Here are four very current examples:

  • Autonomous Driving: From Alphabet/Google’s Waymo to Apple, Ford, GM, VW, and at least sixty more companies, Silicon Valley has become the development epicenter for autonomous driving. Tesla, maker of the world’s most famous/infamous semi-autonomous passenger vehicles, manufactures its cars in the former GM/Toyota NUMMI plant located in Fremont, California. Right here in Silicon Valley. You can’t do this sort of thing without immense networks of like-minded technical, business, marketing, and money people. (For more information, see Kevin Morris’s “Driving Miss Data.”)
  • AI: Closely associated with autonomous driving, artificial intelligence (AI) has become the secret sauce now being poured over every development project from Cloud-based data analytics to the cheapest, lowliest sensors. (Think thermostats.) Swing a cat in any local Starbuck’s here in Silicon Valley and you’re certain to smack more than one AI player. (See Kevin Morris’s “Hug a Data Scientist.”)
  • SDN: Software-defined networking (SDN) and the associated OpenFlow protocol started as the Ethane project at Stanford University. If Silicon Valley has an epicenter, it’s likely to be located somewhere on the Stanford campus, and Stanford professors and graduates are the vectors that spread ideas nucleated at Stanford. Through networking of course. (Stanford is also Hewlett’s, Packard’s, and Russell Varian’s alma mater.) There are now dozens of SDN startups in Silicon Valley, and the ideas have already infected the networking companies that were already based here from the previous networking waves. (See Kevin Morris’s “’Softly Defined Networks.”)
  • RISC-V: Microprocessor architecture development exploded in the 1970s and 1980s and then sort of went to sleep in the new millennium until the development of the open-source RISC-V instruction set architecture (ISA)—on Silicon Valley’s outer edge at the University of California, Berkeley. Now there’s a new flowering of startups gravitating around the RISC-V ISA. (See Jim Turley’s delightful article, “Another RISC-V Religious Conversion.”)

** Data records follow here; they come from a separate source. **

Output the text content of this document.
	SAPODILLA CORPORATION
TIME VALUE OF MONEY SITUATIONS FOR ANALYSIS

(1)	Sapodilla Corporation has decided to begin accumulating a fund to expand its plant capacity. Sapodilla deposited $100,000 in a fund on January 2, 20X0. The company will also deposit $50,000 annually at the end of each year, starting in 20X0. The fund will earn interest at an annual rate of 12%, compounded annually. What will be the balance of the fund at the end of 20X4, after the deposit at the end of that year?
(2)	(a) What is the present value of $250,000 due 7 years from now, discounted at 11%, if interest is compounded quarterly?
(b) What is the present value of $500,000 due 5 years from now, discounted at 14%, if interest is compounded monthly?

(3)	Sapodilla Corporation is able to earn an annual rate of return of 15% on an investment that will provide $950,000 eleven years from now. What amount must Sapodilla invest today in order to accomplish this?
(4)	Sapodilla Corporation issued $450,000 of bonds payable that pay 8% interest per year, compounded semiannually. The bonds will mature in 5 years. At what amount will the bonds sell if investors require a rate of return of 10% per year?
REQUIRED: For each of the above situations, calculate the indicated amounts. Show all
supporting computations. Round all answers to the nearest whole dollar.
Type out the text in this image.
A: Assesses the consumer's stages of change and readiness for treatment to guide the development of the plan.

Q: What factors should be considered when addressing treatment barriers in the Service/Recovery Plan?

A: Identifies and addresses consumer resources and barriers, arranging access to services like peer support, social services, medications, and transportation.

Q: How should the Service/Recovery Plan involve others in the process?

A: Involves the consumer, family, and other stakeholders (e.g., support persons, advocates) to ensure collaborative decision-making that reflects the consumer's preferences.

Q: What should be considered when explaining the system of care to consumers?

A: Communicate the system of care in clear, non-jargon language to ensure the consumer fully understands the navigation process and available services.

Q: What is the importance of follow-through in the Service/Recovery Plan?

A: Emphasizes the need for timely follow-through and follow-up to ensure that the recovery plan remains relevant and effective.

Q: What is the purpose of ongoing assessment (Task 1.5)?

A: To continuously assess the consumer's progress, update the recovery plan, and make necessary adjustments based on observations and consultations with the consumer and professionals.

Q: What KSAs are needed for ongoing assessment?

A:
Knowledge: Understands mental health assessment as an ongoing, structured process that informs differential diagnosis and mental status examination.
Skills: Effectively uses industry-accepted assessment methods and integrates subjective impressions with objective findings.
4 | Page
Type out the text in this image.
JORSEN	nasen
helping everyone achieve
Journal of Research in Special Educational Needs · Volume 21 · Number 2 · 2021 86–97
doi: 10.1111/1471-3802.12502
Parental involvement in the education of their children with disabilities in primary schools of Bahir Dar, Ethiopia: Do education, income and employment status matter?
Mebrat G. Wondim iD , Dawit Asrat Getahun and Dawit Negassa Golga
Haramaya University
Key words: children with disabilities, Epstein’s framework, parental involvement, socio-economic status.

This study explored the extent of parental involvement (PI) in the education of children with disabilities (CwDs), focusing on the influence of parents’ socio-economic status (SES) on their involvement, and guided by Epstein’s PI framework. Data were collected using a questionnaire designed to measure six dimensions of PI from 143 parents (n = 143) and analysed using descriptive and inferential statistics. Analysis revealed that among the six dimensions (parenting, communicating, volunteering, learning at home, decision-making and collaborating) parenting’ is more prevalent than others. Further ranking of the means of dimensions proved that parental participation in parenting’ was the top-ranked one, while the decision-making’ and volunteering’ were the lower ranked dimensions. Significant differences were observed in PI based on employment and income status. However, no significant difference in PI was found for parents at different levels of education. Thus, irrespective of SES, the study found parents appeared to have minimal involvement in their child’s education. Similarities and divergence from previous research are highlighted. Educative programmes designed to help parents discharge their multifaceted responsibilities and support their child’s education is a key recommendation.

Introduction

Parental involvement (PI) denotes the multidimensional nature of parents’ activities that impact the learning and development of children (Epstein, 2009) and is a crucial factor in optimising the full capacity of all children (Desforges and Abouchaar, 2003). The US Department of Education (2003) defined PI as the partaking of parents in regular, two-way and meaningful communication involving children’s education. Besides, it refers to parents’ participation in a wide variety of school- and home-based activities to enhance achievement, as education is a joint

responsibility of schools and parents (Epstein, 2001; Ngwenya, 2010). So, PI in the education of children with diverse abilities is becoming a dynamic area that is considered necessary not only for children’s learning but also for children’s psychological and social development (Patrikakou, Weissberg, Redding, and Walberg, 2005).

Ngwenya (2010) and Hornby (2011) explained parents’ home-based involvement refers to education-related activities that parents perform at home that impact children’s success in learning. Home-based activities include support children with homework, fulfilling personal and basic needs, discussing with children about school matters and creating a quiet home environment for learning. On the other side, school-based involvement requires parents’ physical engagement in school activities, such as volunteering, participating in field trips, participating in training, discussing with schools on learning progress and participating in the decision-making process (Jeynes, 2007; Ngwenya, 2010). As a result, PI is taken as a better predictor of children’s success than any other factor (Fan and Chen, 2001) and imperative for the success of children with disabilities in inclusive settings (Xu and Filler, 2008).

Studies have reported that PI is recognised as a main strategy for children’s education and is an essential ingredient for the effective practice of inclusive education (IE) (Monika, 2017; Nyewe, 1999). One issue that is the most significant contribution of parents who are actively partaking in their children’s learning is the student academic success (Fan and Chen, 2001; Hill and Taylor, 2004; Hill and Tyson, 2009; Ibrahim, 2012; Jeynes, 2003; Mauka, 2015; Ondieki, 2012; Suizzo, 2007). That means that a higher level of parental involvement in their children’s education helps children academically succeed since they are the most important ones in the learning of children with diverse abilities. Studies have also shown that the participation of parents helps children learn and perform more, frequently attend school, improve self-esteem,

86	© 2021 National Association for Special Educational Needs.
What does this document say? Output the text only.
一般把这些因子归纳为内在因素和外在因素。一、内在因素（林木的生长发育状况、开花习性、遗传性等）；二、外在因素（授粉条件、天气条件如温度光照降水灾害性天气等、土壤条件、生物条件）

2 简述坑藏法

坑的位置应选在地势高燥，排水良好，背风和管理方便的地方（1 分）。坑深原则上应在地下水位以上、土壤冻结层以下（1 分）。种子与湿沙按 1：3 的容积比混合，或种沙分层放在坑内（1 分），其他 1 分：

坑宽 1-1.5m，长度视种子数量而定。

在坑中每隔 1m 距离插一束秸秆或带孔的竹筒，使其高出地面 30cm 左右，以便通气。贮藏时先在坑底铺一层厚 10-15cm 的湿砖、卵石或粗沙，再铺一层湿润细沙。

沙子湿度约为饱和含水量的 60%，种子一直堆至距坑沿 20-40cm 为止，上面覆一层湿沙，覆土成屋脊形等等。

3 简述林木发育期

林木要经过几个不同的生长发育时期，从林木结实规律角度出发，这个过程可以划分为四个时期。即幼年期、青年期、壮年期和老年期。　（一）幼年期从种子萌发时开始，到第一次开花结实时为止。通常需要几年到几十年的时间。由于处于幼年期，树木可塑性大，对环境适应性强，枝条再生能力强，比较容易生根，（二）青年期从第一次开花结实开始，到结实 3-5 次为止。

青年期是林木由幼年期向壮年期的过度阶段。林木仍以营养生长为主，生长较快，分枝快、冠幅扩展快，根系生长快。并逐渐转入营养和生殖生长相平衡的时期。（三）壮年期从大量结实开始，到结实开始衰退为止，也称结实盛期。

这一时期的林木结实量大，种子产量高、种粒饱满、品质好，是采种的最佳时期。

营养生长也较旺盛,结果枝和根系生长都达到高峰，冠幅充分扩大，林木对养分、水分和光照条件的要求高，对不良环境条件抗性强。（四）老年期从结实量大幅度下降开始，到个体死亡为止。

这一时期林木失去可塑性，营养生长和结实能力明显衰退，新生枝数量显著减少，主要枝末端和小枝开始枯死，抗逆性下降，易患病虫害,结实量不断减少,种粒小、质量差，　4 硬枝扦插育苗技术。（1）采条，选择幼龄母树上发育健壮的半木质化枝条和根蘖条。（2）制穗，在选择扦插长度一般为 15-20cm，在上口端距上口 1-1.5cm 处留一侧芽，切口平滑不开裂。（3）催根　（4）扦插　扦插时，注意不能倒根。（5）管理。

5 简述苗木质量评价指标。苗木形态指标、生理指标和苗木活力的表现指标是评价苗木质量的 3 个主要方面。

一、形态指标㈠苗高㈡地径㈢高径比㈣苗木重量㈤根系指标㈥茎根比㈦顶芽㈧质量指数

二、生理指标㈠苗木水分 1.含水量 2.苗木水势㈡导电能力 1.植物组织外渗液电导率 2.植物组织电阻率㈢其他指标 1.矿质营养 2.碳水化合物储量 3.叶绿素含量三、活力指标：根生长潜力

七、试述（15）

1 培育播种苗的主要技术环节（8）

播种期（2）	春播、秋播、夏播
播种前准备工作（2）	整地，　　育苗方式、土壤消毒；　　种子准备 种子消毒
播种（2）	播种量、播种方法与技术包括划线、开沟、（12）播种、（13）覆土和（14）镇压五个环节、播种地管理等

Can this stuff only happen in Silicon Valley? Not necessarily, say Messina and Baer. You do, however, need to use best practices developed and honed in Silicon Valley including these:

  • Assemble a great team. (You can’t do it yourself.)
  • Create a great product that solves a real problem. (Don’t fix problems that aren’t real problems.)
  • It’s less about your idea and more about how you will execute on it.
  • Think globally from day one.
  • Find great mentors and advisors.

And, finally, luck and serendipity have a lot to do with the sweet smell of success, even here in Silicon Valley.